Anche nel trimestre novembre 2024-gennaio 2025, il trend è negativo: le vendite complessive segnano -0,1% in valore e -0,5% in volume. Unica nota positiva: i beni alimentari, pur riducendosi in volume (-0,6%), registrano un +0,4% in valore, segnale di possibili aumenti dei prezzi o di un orientamento verso prodotti di maggior qualità. Al contrario, i beni non alimentari confermano le difficoltà (-0,2% in valore e -0,3% in volume).
Su base annua, rispetto a gennaio 2024, le vendite al dettaglio mostrano un +0,9% in valore, ma un -0,2% in volume. I dati rivelano dinamiche divergenti tra settori:
- Beni alimentari: +2,1% in valore, con volumi invariati.
- Beni non alimentari: valori stabili (+0,0%) e volumi in calo (-0,3%).
Tra i non alimentari, spiccano le performance contrastanti:
- In aumento: Abbigliamento e pellicceria (+1,9%) e Prodotti farmaceutici (+1,8%).
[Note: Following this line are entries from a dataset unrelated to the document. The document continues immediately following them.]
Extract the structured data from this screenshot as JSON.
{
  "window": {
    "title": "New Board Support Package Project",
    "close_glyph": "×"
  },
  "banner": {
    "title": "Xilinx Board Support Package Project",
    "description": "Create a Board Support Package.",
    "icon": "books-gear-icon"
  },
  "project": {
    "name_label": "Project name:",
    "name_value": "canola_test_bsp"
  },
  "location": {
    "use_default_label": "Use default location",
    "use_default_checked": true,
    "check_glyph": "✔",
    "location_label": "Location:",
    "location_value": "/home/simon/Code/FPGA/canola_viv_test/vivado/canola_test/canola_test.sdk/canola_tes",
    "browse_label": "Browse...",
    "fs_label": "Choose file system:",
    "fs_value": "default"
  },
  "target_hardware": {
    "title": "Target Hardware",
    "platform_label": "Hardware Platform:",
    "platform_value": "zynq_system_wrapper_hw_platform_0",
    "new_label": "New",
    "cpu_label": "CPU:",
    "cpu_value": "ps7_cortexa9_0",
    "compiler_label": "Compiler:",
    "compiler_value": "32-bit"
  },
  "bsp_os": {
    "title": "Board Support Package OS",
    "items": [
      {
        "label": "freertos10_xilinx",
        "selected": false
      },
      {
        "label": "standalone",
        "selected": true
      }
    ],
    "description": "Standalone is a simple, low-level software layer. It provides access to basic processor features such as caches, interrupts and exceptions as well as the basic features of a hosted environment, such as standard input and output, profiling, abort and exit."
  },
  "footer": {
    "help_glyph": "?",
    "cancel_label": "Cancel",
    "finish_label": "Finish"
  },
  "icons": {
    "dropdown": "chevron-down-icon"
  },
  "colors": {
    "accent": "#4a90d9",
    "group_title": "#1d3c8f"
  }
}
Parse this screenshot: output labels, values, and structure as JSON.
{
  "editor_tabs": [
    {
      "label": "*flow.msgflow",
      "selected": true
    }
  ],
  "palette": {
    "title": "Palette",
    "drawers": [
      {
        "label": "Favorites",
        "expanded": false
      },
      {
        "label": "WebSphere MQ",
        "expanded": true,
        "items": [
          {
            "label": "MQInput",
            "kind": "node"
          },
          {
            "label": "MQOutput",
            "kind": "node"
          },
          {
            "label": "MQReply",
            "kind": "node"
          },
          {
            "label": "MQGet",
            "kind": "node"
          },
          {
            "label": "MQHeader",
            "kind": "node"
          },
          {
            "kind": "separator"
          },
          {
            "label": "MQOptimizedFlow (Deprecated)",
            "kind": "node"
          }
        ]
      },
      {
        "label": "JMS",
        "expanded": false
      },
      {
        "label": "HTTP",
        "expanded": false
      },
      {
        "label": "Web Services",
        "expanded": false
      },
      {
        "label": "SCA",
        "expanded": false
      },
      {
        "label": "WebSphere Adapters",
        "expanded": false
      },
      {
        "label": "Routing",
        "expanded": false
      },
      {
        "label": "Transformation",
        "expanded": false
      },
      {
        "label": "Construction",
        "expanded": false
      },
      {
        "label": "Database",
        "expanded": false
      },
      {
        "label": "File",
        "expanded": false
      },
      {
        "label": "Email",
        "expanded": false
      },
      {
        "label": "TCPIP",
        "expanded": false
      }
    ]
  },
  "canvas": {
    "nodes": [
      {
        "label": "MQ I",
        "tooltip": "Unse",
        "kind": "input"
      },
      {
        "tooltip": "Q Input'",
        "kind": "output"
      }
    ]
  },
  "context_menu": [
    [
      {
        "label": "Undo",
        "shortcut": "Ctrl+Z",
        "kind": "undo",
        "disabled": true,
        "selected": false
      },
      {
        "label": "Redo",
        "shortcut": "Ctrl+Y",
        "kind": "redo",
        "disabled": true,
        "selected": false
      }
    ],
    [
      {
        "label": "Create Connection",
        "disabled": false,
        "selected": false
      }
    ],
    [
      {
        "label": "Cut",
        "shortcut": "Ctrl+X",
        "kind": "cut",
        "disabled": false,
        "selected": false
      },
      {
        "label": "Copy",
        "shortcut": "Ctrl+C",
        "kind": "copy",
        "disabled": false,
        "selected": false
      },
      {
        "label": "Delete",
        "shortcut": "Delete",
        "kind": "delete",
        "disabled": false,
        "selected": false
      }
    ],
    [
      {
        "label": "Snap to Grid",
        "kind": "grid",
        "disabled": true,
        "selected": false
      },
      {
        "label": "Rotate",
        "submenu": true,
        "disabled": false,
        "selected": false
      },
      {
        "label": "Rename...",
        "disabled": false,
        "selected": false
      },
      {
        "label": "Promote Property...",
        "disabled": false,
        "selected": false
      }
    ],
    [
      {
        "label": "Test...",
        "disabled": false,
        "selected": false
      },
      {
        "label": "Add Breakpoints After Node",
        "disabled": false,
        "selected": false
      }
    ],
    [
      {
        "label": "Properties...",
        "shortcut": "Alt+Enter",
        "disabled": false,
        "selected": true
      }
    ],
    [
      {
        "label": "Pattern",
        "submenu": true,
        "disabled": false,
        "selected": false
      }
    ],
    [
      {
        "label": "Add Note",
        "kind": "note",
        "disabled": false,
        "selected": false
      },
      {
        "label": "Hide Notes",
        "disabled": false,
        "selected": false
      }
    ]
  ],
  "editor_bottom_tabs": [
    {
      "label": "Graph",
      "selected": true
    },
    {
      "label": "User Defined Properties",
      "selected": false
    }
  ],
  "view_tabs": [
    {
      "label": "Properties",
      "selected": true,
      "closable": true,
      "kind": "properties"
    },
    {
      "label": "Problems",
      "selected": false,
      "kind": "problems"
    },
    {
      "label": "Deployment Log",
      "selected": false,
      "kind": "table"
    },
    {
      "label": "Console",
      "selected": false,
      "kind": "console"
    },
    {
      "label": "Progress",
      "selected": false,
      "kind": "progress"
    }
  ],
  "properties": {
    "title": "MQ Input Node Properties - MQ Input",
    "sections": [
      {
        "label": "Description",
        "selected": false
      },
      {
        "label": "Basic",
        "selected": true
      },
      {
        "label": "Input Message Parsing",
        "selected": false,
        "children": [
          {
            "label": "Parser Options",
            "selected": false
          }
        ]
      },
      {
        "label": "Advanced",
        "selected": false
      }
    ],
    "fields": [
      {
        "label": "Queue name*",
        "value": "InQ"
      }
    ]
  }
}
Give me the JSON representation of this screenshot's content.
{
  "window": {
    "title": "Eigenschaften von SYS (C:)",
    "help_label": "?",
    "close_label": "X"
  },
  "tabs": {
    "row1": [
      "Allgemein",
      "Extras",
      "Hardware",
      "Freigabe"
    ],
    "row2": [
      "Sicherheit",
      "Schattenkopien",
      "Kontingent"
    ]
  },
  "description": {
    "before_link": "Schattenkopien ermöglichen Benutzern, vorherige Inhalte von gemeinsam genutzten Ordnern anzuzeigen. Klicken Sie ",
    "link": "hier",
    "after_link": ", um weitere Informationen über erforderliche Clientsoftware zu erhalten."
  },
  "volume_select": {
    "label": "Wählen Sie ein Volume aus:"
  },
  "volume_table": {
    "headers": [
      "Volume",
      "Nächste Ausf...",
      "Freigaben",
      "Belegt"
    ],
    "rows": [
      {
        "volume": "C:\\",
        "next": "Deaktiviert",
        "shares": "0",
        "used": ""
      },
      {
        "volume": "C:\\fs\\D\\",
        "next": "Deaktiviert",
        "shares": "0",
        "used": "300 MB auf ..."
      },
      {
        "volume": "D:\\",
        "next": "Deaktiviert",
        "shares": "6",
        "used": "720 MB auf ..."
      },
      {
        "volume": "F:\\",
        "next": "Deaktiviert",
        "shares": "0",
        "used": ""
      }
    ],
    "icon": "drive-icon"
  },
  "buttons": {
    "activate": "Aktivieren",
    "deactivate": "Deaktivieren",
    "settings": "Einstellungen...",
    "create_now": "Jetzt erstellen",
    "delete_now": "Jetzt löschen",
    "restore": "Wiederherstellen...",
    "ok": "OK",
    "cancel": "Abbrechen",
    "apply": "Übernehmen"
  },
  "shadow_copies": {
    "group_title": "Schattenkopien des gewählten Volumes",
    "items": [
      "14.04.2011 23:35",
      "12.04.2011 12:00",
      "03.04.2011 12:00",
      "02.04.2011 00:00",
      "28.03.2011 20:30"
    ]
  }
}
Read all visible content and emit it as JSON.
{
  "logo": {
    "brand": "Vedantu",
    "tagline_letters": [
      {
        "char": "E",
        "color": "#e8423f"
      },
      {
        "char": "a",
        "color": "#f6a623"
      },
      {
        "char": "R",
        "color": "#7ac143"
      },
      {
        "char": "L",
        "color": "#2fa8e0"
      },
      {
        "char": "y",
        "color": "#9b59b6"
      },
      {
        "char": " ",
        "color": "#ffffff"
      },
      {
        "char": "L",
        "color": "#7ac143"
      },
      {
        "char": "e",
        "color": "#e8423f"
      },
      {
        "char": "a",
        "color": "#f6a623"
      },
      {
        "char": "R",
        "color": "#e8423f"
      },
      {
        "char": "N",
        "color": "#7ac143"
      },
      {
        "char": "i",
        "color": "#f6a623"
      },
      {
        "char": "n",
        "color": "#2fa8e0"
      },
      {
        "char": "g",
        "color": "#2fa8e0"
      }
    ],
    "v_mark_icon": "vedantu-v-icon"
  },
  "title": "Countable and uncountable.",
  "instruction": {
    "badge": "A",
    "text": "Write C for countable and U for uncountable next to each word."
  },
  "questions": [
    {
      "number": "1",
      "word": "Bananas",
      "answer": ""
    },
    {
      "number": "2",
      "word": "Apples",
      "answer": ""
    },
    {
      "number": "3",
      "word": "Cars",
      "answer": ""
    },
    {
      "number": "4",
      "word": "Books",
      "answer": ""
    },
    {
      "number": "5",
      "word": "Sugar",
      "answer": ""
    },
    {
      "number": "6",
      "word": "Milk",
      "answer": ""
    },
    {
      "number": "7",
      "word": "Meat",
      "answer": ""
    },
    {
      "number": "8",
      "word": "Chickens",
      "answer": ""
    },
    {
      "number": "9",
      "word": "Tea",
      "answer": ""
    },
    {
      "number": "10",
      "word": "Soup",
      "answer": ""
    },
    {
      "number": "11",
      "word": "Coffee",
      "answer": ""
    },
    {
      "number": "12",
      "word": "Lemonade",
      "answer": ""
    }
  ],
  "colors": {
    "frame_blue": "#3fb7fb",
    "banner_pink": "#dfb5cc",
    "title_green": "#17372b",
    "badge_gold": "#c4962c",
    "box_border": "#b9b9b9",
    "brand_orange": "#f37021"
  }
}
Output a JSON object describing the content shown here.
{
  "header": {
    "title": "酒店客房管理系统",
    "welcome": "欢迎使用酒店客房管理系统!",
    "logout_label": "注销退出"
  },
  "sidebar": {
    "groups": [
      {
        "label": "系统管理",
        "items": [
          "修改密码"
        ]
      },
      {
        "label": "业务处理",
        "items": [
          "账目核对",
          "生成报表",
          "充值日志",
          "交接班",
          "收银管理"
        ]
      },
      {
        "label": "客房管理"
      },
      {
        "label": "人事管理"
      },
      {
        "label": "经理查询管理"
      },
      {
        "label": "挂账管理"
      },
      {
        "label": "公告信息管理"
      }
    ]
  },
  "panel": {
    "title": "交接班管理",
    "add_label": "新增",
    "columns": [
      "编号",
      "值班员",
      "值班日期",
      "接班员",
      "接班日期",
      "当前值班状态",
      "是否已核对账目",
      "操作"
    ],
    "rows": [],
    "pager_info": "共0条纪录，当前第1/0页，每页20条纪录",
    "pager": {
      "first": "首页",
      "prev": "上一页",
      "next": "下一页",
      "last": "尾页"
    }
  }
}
- In calo: Dotazioni per informatica e telecomunicazioni (-3,5%) e Calzature/articoli da viaggio (-3,3%).
Le forme distributive raccontano un’Italia a due velocità:
- Grande distribuzione: +2,1% in valore su base annua.
- Piccole superfici: valori invariati.
- Vendite al di fuori dei negozi (es. mercati ambulanti): -1,0%.
- E-commerce: crollo del -3,3%, segnale di un possibile riorientamento verso acquisti in-store o di minore fiducia negli acquisti online.
Il 2025 si apre con un mercato fragile. I cali congiunturali riflettono una fase di incertezza, con famiglie più caute nei consumi, soprattutto per i beni non essenziali. La crescita dei valori, specie per gli alimentari (+2,1% tendenziale), sembra legata a dinamiche inflazionistiche.
La polarizzazione dei consumi è evidente: settori come farmaceutico e abbigliamento resistono, mentre tecnologia e viaggi arretrano, facendo pensare ad una riduzione del potere d'acquisto.